Travel Expenses You Can Deduct
Excerpted from Publication 463 Travel, Entertainment, Gift, and Car Expenses
|IF you have expenses for... ||THEN you can deduct the cost of...
|transportation||travel by airplane, train, bus, or car between your home and your business destination. If you were provided with a free ticket or you are riding free as a result of a frequent traveler or similar program, your cost is zero. If you travel by ship, see Luxury Water Travel and Cruise Ships , under Conventions, earlier, for additional rules and limits.
|taxi, commuter bus, and airport limousine||fares for these and other types of transportation that take you between:
The airport or station and your hotel; and
The hotel and the work location of your customers or clients, your business meeting place, or your temporary work location.

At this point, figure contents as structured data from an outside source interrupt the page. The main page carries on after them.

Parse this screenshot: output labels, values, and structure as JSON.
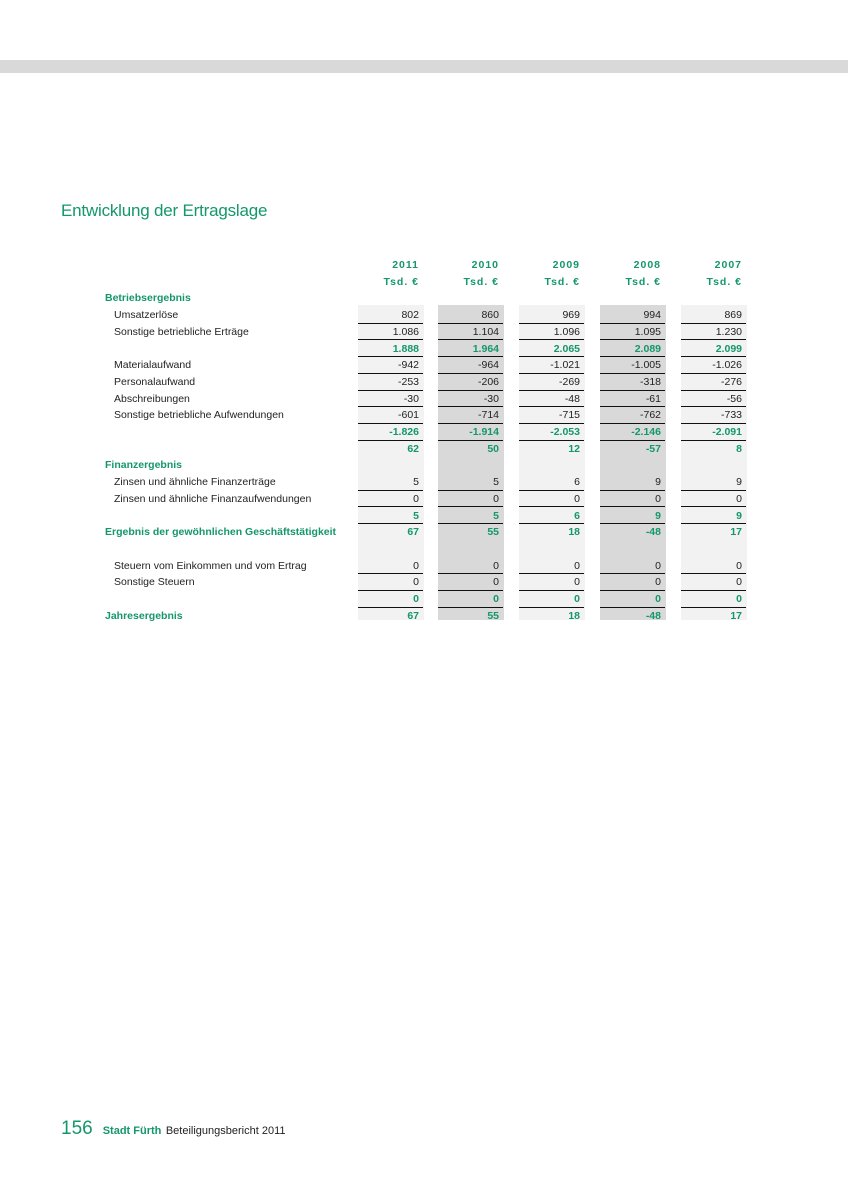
{
  "title": "Entwicklung der Ertragslage",
  "colors": {
    "accent": "#14976a",
    "col_light": "#f2f2f2",
    "col_dark": "#d9d9d9"
  },
  "years": [
    "2011",
    "2010",
    "2009",
    "2008",
    "2007"
  ],
  "unit": "Tsd. €",
  "rows": [
    {
      "type": "section",
      "label": "Betriebsergebnis",
      "values": []
    },
    {
      "type": "item",
      "label": "Umsatzerlöse",
      "values": [
        "802",
        "860",
        "969",
        "994",
        "869"
      ]
    },
    {
      "type": "item",
      "label": "Sonstige betriebliche Erträge",
      "values": [
        "1.086",
        "1.104",
        "1.096",
        "1.095",
        "1.230"
      ]
    },
    {
      "type": "subtotal",
      "label": "",
      "values": [
        "1.888",
        "1.964",
        "2.065",
        "2.089",
        "2.099"
      ]
    },
    {
      "type": "item",
      "label": "Materialaufwand",
      "values": [
        "-942",
        "-964",
        "-1.021",
        "-1.005",
        "-1.026"
      ]
    },
    {
      "type": "item",
      "label": "Personalaufwand",
      "values": [
        "-253",
        "-206",
        "-269",
        "-318",
        "-276"
      ]
    },
    {
      "type": "item",
      "label": "Abschreibungen",
      "values": [
        "-30",
        "-30",
        "-48",
        "-61",
        "-56"
      ]
    },
    {
      "type": "item",
      "label": "Sonstige betriebliche Aufwendungen",
      "values": [
        "-601",
        "-714",
        "-715",
        "-762",
        "-733"
      ]
    },
    {
      "type": "subtotal",
      "label": "",
      "values": [
        "-1.826",
        "-1.914",
        "-2.053",
        "-2.146",
        "-2.091"
      ]
    },
    {
      "type": "result",
      "label": "",
      "values": [
        "62",
        "50",
        "12",
        "-57",
        "8"
      ]
    },
    {
      "type": "section",
      "label": "Finanzergebnis",
      "values": []
    },
    {
      "type": "item",
      "label": "Zinsen und ähnliche Finanzerträge",
      "values": [
        "5",
        "5",
        "6",
        "9",
        "9"
      ]
    },
    {
      "type": "item",
      "label": "Zinsen und ähnliche Finanzaufwendungen",
      "values": [
        "0",
        "0",
        "0",
        "0",
        "0"
      ]
    },
    {
      "type": "subtotal",
      "label": "",
      "values": [
        "5",
        "5",
        "6",
        "9",
        "9"
      ]
    },
    {
      "type": "result",
      "label": "Ergebnis der gewöhnlichen Geschäftstätigkeit",
      "values": [
        "67",
        "55",
        "18",
        "-48",
        "17"
      ]
    },
    {
      "type": "blank",
      "label": "",
      "values": []
    },
    {
      "type": "item",
      "label": "Steuern vom Einkommen und vom Ertrag",
      "values": [
        "0",
        "0",
        "0",
        "0",
        "0"
      ]
    },
    {
      "type": "item",
      "label": "Sonstige Steuern",
      "values": [
        "0",
        "0",
        "0",
        "0",
        "0"
      ]
    },
    {
      "type": "subtotal",
      "label": "",
      "values": [
        "0",
        "0",
        "0",
        "0",
        "0"
      ]
    },
    {
      "type": "result",
      "label": "Jahresergebnis",
      "values": [
        "67",
        "55",
        "18",
        "-48",
        "17"
      ]
    }
  ],
  "footer": {
    "page_number": "156",
    "brand": "Stadt Fürth",
    "subtitle": "Beteiligungsbericht 2011"
  }
}
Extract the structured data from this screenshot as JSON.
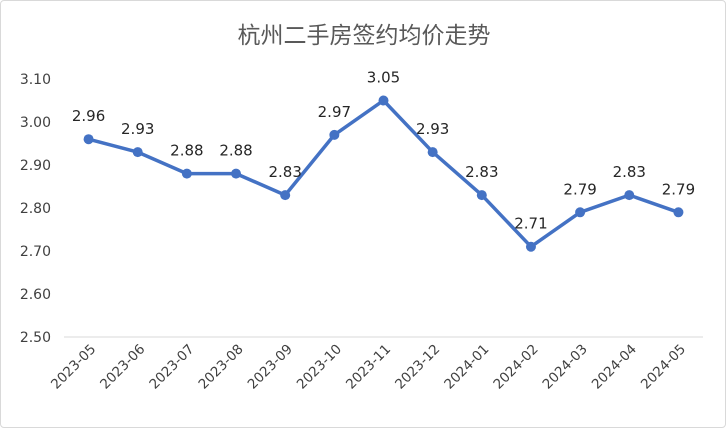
{
  "chart_data": {
    "type": "line",
    "title": "杭州二手房签约均价走势",
    "xlabel": "",
    "ylabel": "",
    "categories": [
      "2023-05",
      "2023-06",
      "2023-07",
      "2023-08",
      "2023-09",
      "2023-10",
      "2023-11",
      "2023-12",
      "2024-01",
      "2024-02",
      "2024-03",
      "2024-04",
      "2024-05"
    ],
    "values": [
      2.96,
      2.93,
      2.88,
      2.88,
      2.83,
      2.97,
      3.05,
      2.93,
      2.83,
      2.71,
      2.79,
      2.83,
      2.79
    ],
    "value_labels": [
      "2.96",
      "2.93",
      "2.88",
      "2.88",
      "2.83",
      "2.97",
      "3.05",
      "2.93",
      "2.83",
      "2.71",
      "2.79",
      "2.83",
      "2.79"
    ],
    "yticks": [
      "2.50",
      "2.60",
      "2.70",
      "2.80",
      "2.90",
      "3.00",
      "3.10"
    ],
    "ylim": [
      2.5,
      3.1
    ],
    "grid": false,
    "legend": "none",
    "line_color": "#4472C4"
  }
}
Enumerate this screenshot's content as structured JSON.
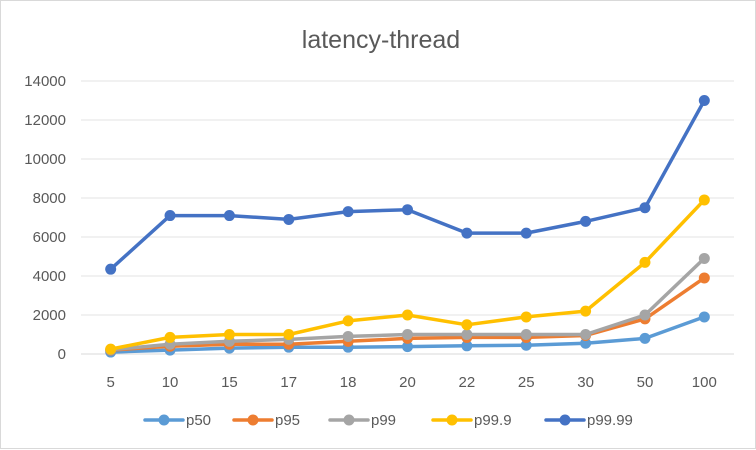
{
  "chart_data": {
    "type": "line",
    "title": "latency-thread",
    "xlabel": "",
    "ylabel": "",
    "categories": [
      "5",
      "10",
      "15",
      "17",
      "18",
      "20",
      "22",
      "25",
      "30",
      "50",
      "100"
    ],
    "y_ticks": [
      "0",
      "2000",
      "4000",
      "6000",
      "8000",
      "10000",
      "12000",
      "14000"
    ],
    "ylim": [
      0,
      14000
    ],
    "grid": "horizontal",
    "legend_position": "bottom",
    "series": [
      {
        "name": "p50",
        "color": "#5B9BD5",
        "values": [
          100,
          200,
          300,
          350,
          350,
          380,
          420,
          450,
          550,
          800,
          1900
        ]
      },
      {
        "name": "p95",
        "color": "#ED7D31",
        "values": [
          200,
          400,
          500,
          500,
          650,
          800,
          850,
          850,
          950,
          1800,
          3900
        ]
      },
      {
        "name": "p99",
        "color": "#A5A5A5",
        "values": [
          220,
          500,
          650,
          750,
          900,
          1000,
          1000,
          1000,
          1000,
          2000,
          4900
        ]
      },
      {
        "name": "p99.9",
        "color": "#FFC000",
        "values": [
          250,
          850,
          1000,
          1000,
          1700,
          2000,
          1500,
          1900,
          2200,
          4700,
          7900
        ]
      },
      {
        "name": "p99.99",
        "color": "#4472C4",
        "values": [
          4350,
          7100,
          7100,
          6900,
          7300,
          7400,
          6200,
          6200,
          6800,
          7500,
          13000
        ]
      }
    ]
  }
}
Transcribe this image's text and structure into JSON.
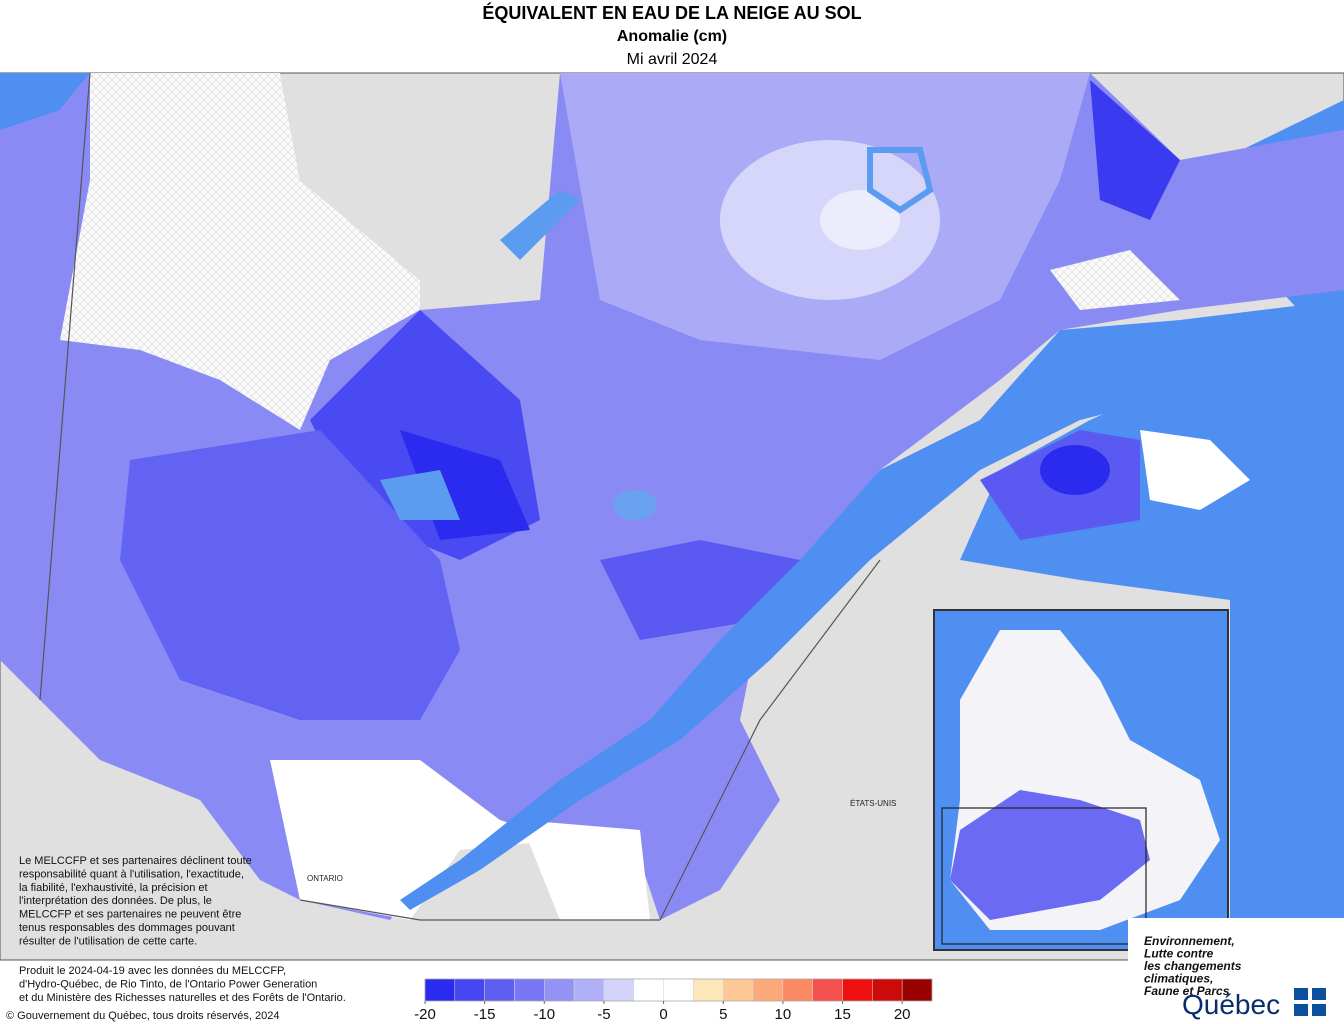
{
  "header": {
    "title": "ÉQUIVALENT EN EAU DE LA NEIGE AU SOL",
    "subtitle": "Anomalie (cm)",
    "period": "Mi avril 2024"
  },
  "map_labels": {
    "usa": "ÉTATS-UNIS",
    "ontario": "ONTARIO"
  },
  "disclaimer": [
    "Le MELCCFP et ses partenaires déclinent toute",
    "responsabilité quant à l'utilisation, l'exactitude,",
    "la fiabilité, l'exhaustivité, la précision et",
    "l'interprétation des données. De plus, le",
    "MELCCFP et ses partenaires ne peuvent être",
    "tenus responsables des dommages pouvant",
    "résulter de l'utilisation de cette carte."
  ],
  "production_note": [
    "Produit le 2024-04-19 avec les données du MELCCFP,",
    "d'Hydro-Québec, de Rio Tinto, de l'Ontario Power Generation",
    "et du Ministère des Richesses naturelles et des Forêts de l'Ontario."
  ],
  "copyright": "© Gouvernement du Québec, tous droits réservés, 2024",
  "legend": {
    "colors": [
      "#2b2bf0",
      "#4646f2",
      "#5e5ef3",
      "#7878f4",
      "#9393f6",
      "#b0b0f8",
      "#d2d2fa",
      "#ffffff",
      "#ffffff",
      "#fde6b8",
      "#fdc896",
      "#fca97a",
      "#f98a63",
      "#f55050",
      "#ee1010",
      "#cc0a0a",
      "#990000"
    ],
    "ticks": [
      -20,
      -15,
      -10,
      -5,
      0,
      5,
      10,
      15,
      20
    ]
  },
  "logo": {
    "ministry": [
      "Environnement,",
      "Lutte contre",
      "les changements",
      "climatiques,",
      "Faune et Parcs"
    ],
    "name": "Québec"
  }
}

|baggage and shipping||sending baggage and sample or display material between your regular and temporary work locations.
|car||operating and maintaining your car when traveling away from home on business. You can deduct actual expenses or the standard mileage rate, as well as business-related tolls and parking. If you rent a car while away from home on business, you can deduct only the business-use portion of the expenses.
|lodging and meals||your lodging and meals if your business trip is overnight or long enough that you need to stop for sleep or rest to properly perform your duties. Meals include amounts spent for food, beverages, taxes, and related tips. See Meals , later, for additional rules and limits.
|cleaning||dry cleaning and laundry.
|telephone||business calls while on your business trip. This includes business communication by fax machine or other communication devices.
|tips||tips you pay for any expenses in this chart.
|other||other similar ordinary and necessary expenses related to your business travel. These expenses might include transportation to or from a business meal, public stenographer's fees, computer rental fees, and operating and maintaining a house trailer.
Don’t become a victim of tax myths. “Everybody does it” is not a good defense if your deductions are questioned. If you have travel or meals and entertainment expenses for your business, be sure to deduct them. However, make sure that they are for a legitimate business purpose and that you can substantiate them.